Dear Alumni, Parents, and Friends,

Five years ago, when I first taught a class at CC, I discovered that what happens in the classroom here is different from anything I had encountered in more than 25 years in higher education.

The Block Plan and the adventurous spirit of our students make it seem that anything is possible, each and every block. You can take the time to do something over, you can assign group work, you can get out into the field, you can hold class at your home, or you can bring in an expert on a specific topic.

One of the key goals of our strategic plan, “Building on the Block,” is to find ways to support all the possibilities that the faculty are imagining to enhance their blocks. One of our initiatives is the Distinguished Visitors in Residence Program, which is featured in this issue. It’s an exciting program, and one we hope to continue to enhance.
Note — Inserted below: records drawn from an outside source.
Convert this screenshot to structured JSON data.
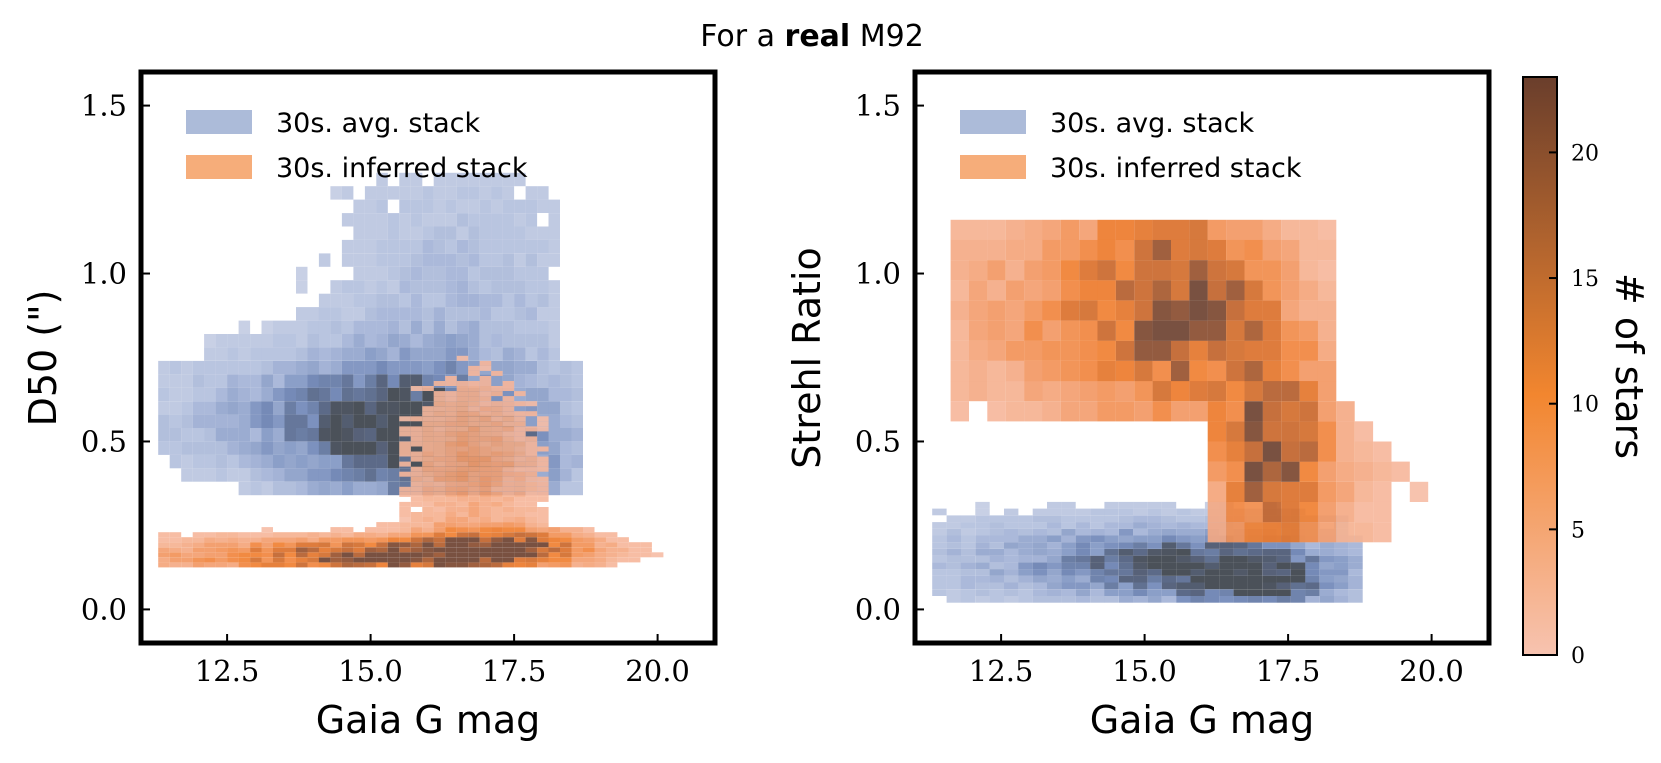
{
  "figure": {
    "title_prefix": "For a ",
    "title_bold": "real",
    "title_suffix": " M92"
  },
  "colors": {
    "avg_stack": "#5a78b4",
    "inferred_stack": "#f07a28",
    "colorbar_low": "#f7c3b0",
    "colorbar_mid": "#f2862f",
    "colorbar_high": "#6a3e2c"
  },
  "chart_data": [
    {
      "type": "heatmap",
      "panel": "left",
      "xlabel": "Gaia G mag",
      "ylabel": "D50 (\")",
      "xlim": [
        11.0,
        21.0
      ],
      "ylim": [
        -0.1,
        1.6
      ],
      "xticks": [
        "12.5",
        "15.0",
        "17.5",
        "20.0"
      ],
      "yticks": [
        "0.0",
        "0.5",
        "1.0",
        "1.5"
      ],
      "legend_position": "upper-left",
      "series": [
        {
          "name": "30s. avg. stack",
          "bin_width_mag": 0.2,
          "bin_height": 0.04,
          "description": "2D histogram of star counts",
          "regions": [
            {
              "x_center": 15.3,
              "y_center": 0.53,
              "peak_count": 20
            },
            {
              "x_center": 16.9,
              "y_center": 0.45,
              "peak_count": 16
            },
            {
              "x_range": [
                11.3,
                18.7
              ],
              "y_range": [
                0.35,
                0.75
              ]
            },
            {
              "x_range": [
                12.0,
                18.2
              ],
              "y_range": [
                0.75,
                1.3
              ]
            }
          ]
        },
        {
          "name": "30s. inferred stack",
          "bin_width_mag": 0.2,
          "bin_height": 0.015,
          "description": "2D histogram of star counts",
          "regions": [
            {
              "x_center": 15.5,
              "y_center": 0.16,
              "peak_count": 22
            },
            {
              "x_center": 17.3,
              "y_center": 0.19,
              "peak_count": 22
            },
            {
              "x_range": [
                11.3,
                20.0
              ],
              "y_range": [
                0.12,
                0.25
              ]
            },
            {
              "x_range": [
                15.0,
                18.0
              ],
              "y_range": [
                0.25,
                0.85
              ]
            }
          ]
        }
      ]
    },
    {
      "type": "heatmap",
      "panel": "right",
      "xlabel": "Gaia G mag",
      "ylabel": "Strehl Ratio",
      "xlim": [
        11.0,
        21.0
      ],
      "ylim": [
        -0.1,
        1.6
      ],
      "xticks": [
        "12.5",
        "15.0",
        "17.5",
        "20.0"
      ],
      "yticks": [
        "0.0",
        "0.5",
        "1.0",
        "1.5"
      ],
      "legend_position": "upper-left",
      "series": [
        {
          "name": "30s. avg. stack",
          "bin_width_mag": 0.25,
          "bin_height": 0.02,
          "description": "2D histogram of star counts",
          "regions": [
            {
              "x_center": 15.8,
              "y_center": 0.13,
              "peak_count": 18
            },
            {
              "x_center": 17.1,
              "y_center": 0.08,
              "peak_count": 20
            },
            {
              "x_range": [
                11.3,
                18.8
              ],
              "y_range": [
                0.03,
                0.42
              ]
            }
          ]
        },
        {
          "name": "30s. inferred stack",
          "bin_width_mag": 0.32,
          "bin_height": 0.06,
          "description": "2D histogram of star counts",
          "regions": [
            {
              "x_center": 15.7,
              "y_center": 0.9,
              "peak_count": 18
            },
            {
              "x_center": 17.3,
              "y_center": 0.5,
              "peak_count": 22
            },
            {
              "x_range": [
                11.6,
                18.2
              ],
              "y_range": [
                0.55,
                1.15
              ]
            },
            {
              "x_range": [
                16.0,
                19.8
              ],
              "y_range": [
                0.2,
                0.6
              ]
            }
          ]
        }
      ]
    }
  ],
  "colorbar": {
    "label": "# of stars",
    "range": [
      0,
      23
    ],
    "ticks": [
      "0",
      "5",
      "10",
      "15",
      "20"
    ]
  }
}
Distinguished visitors make short but pivotal visits, like those of Nobel Prize-winning chemist Tom Cech, or attorney Cate Stetson; or they teach for an entire block, like journalist Peter Breslow of NPR or award-winning author Percival Everett.

Very few scholars, artists, filmmakers, and writers can take time out of their busy schedules to teach for an entire semester. However, they often can join us at CC for a 3 ½-week block. And the flexibility of the Block Plan also allows us to make the most of the visitors who come to campus for a more traditional one- or two-day visit. They usually spend chunks of their time here in classes with small groups of students.
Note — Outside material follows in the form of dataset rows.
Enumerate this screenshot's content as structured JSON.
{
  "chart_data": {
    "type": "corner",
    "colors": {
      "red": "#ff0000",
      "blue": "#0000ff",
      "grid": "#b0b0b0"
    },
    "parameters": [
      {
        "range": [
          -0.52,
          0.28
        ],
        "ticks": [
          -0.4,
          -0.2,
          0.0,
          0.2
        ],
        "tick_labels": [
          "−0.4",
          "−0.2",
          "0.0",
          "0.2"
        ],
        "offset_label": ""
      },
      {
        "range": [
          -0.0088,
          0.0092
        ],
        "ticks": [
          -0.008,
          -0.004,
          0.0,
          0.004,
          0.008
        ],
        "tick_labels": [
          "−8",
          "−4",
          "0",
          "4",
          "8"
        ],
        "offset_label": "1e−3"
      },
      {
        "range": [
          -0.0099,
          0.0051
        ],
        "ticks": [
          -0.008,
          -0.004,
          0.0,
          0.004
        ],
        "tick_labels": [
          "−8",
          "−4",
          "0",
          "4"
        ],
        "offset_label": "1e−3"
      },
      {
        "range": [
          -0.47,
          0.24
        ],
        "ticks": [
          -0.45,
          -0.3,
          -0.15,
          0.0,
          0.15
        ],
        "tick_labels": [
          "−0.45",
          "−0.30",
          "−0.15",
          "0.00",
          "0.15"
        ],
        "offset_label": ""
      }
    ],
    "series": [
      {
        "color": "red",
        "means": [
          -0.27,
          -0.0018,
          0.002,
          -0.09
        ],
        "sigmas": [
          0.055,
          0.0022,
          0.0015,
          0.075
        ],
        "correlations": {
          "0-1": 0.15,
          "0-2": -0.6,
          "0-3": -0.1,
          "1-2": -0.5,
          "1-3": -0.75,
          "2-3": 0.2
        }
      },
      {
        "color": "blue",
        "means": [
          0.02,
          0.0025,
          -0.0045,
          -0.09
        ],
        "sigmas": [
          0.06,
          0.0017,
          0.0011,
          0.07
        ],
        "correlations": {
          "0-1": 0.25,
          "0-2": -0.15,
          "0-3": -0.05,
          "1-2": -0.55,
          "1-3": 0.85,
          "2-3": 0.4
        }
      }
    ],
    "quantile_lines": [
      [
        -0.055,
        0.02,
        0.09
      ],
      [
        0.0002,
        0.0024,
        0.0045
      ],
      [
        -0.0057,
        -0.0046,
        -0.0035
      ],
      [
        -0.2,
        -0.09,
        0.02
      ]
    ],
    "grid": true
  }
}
CC has always drawn very special people, and when you combine our distinguished visitors in residence with faculty like Physics Professor Shane Burns and Theatre Professor Idris Goodwin, and students like Madeline Pillari ’17, whose stories are all featured in this issue, great things happen.
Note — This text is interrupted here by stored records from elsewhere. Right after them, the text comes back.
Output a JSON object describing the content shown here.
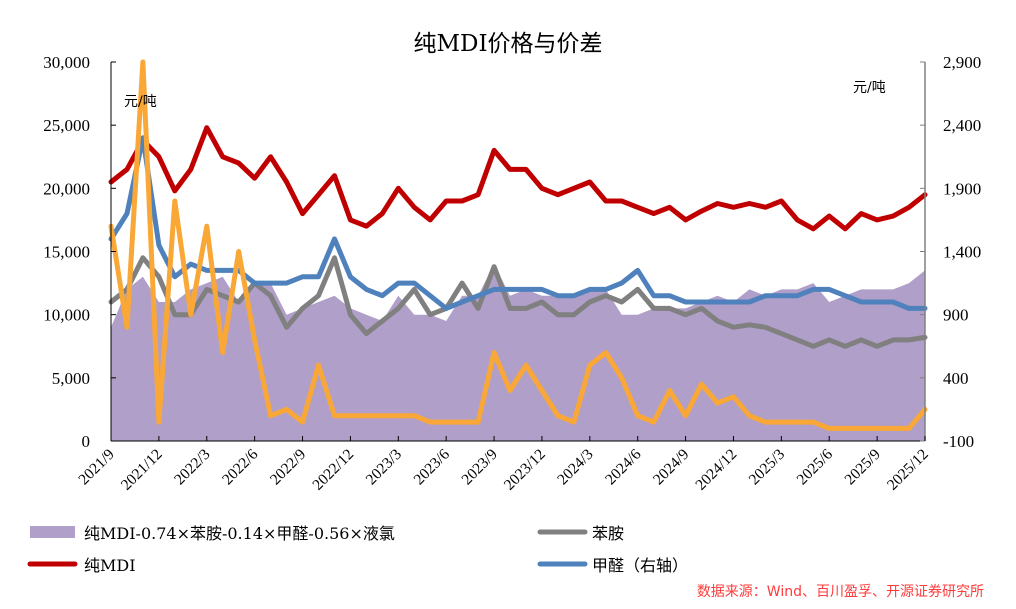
{
  "chart_data": {
    "type": "line",
    "title": "纯MDI价格与价差",
    "left_axis": {
      "unit_label": "元/吨",
      "ylim": [
        0,
        30000
      ],
      "ticks": [
        "0",
        "5,000",
        "10,000",
        "15,000",
        "20,000",
        "25,000",
        "30,000"
      ]
    },
    "right_axis": {
      "unit_label": "元/吨",
      "ylim": [
        -100,
        2900
      ],
      "ticks": [
        "-100",
        "400",
        "900",
        "1,400",
        "1,900",
        "2,400",
        "2,900"
      ]
    },
    "x_ticks": [
      "2021/9",
      "2021/12",
      "2022/3",
      "2022/6",
      "2022/9",
      "2022/12",
      "2023/3",
      "2023/6",
      "2023/9",
      "2023/12",
      "2024/3",
      "2024/6",
      "2024/9",
      "2024/12",
      "2025/3",
      "2025/6",
      "2025/9",
      "2025/12"
    ],
    "x_start": "2021/9",
    "x_end": "2025/12",
    "x_step": "monthly",
    "series": [
      {
        "name": "纯MDI-0.74×苯胺-0.14×甲醛-0.56×液氯",
        "type": "area",
        "axis": "left",
        "color": "#b09fc8",
        "values": [
          9000,
          12000,
          13000,
          11000,
          11000,
          12000,
          12500,
          13000,
          11000,
          12500,
          12500,
          10000,
          10500,
          11000,
          11500,
          10500,
          10000,
          9500,
          11500,
          10000,
          10000,
          9500,
          11500,
          11500,
          14000,
          11500,
          12000,
          11500,
          11500,
          11500,
          12000,
          12000,
          10000,
          10000,
          10500,
          10500,
          10500,
          11000,
          11500,
          11000,
          12000,
          11500,
          12000,
          12000,
          12500,
          11000,
          11500,
          12000,
          12000,
          12000,
          12500,
          13500
        ]
      },
      {
        "name": "苯胺",
        "type": "line",
        "axis": "left",
        "color": "#808080",
        "values": [
          11000,
          12000,
          14500,
          13000,
          10000,
          10000,
          12000,
          11500,
          11000,
          12500,
          11500,
          9000,
          10500,
          11500,
          14500,
          10000,
          8500,
          9500,
          10500,
          12000,
          10000,
          10500,
          12500,
          10500,
          13800,
          10500,
          10500,
          11000,
          10000,
          10000,
          11000,
          11500,
          11000,
          12000,
          10500,
          10500,
          10000,
          10500,
          9500,
          9000,
          9200,
          9000,
          8500,
          8000,
          7500,
          8000,
          7500,
          8000,
          7500,
          8000,
          8000,
          8200
        ]
      },
      {
        "name": "纯MDI",
        "type": "line",
        "axis": "left",
        "color": "#c00000",
        "values": [
          20500,
          21500,
          23800,
          22500,
          19800,
          21500,
          24800,
          22500,
          22000,
          20800,
          22500,
          20500,
          18000,
          19500,
          21000,
          17500,
          17000,
          18000,
          20000,
          18500,
          17500,
          19000,
          19000,
          19500,
          23000,
          21500,
          21500,
          20000,
          19500,
          20000,
          20500,
          19000,
          19000,
          18500,
          18000,
          18500,
          17500,
          18200,
          18800,
          18500,
          18800,
          18500,
          19000,
          17500,
          16800,
          17800,
          16800,
          18000,
          17500,
          17800,
          18500,
          19500
        ]
      },
      {
        "name": "甲醛（右轴）",
        "type": "line",
        "axis": "right",
        "color": "#4f81bd",
        "values": [
          1500,
          1700,
          2300,
          1450,
          1200,
          1300,
          1250,
          1250,
          1250,
          1150,
          1150,
          1150,
          1200,
          1200,
          1500,
          1200,
          1100,
          1050,
          1150,
          1150,
          1050,
          950,
          1000,
          1050,
          1100,
          1100,
          1100,
          1100,
          1050,
          1050,
          1100,
          1100,
          1150,
          1250,
          1050,
          1050,
          1000,
          1000,
          1000,
          1000,
          1000,
          1050,
          1050,
          1050,
          1100,
          1100,
          1050,
          1000,
          1000,
          1000,
          950,
          950
        ]
      },
      {
        "name": "",
        "type": "line",
        "axis": "right",
        "color": "#f9a837",
        "values": [
          1600,
          800,
          2900,
          50,
          1800,
          900,
          1600,
          600,
          1400,
          700,
          100,
          150,
          50,
          500,
          100,
          100,
          100,
          100,
          100,
          100,
          50,
          50,
          50,
          50,
          600,
          300,
          500,
          300,
          100,
          50,
          500,
          600,
          400,
          100,
          50,
          300,
          100,
          350,
          200,
          250,
          100,
          50,
          50,
          50,
          50,
          0,
          0,
          0,
          0,
          0,
          0,
          150
        ]
      }
    ]
  },
  "legend": {
    "items": [
      {
        "label": "纯MDI-0.74×苯胺-0.14×甲醛-0.56×液氯",
        "color": "#b09fc8"
      },
      {
        "label": "苯胺",
        "color": "#808080"
      },
      {
        "label": "纯MDI",
        "color": "#c00000"
      },
      {
        "label": "甲醛（右轴）",
        "color": "#4f81bd"
      }
    ]
  },
  "source": "数据来源：Wind、百川盈孚、开源证券研究所"
}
As a scholar, I am eager to understand more about the impact of our unique schedule on student learning. With support from the Andrew W. Mellon Foundation, we are beginning to conduct scholarly research on the Block Plan. Our inaugural Mellon Pedagogy Scholar, Heather Fedesco, is interested in how compressed-format courses (the block!) affect student motivation, engagement, and performance. She spent the fall observing classes, conducting in-depth interviews with students, and surveying the student body. Her research will be featured in a future issue.

Which leads me back to where I started. Bringing experts to the CC campus, getting students out into the field, helping students create new knowledge with faculty advisors, or starting new businesses with guidance from visionary mentors — these are opportunities that are possible for a liberal arts college on the Block Plan. It is the right education for this generation.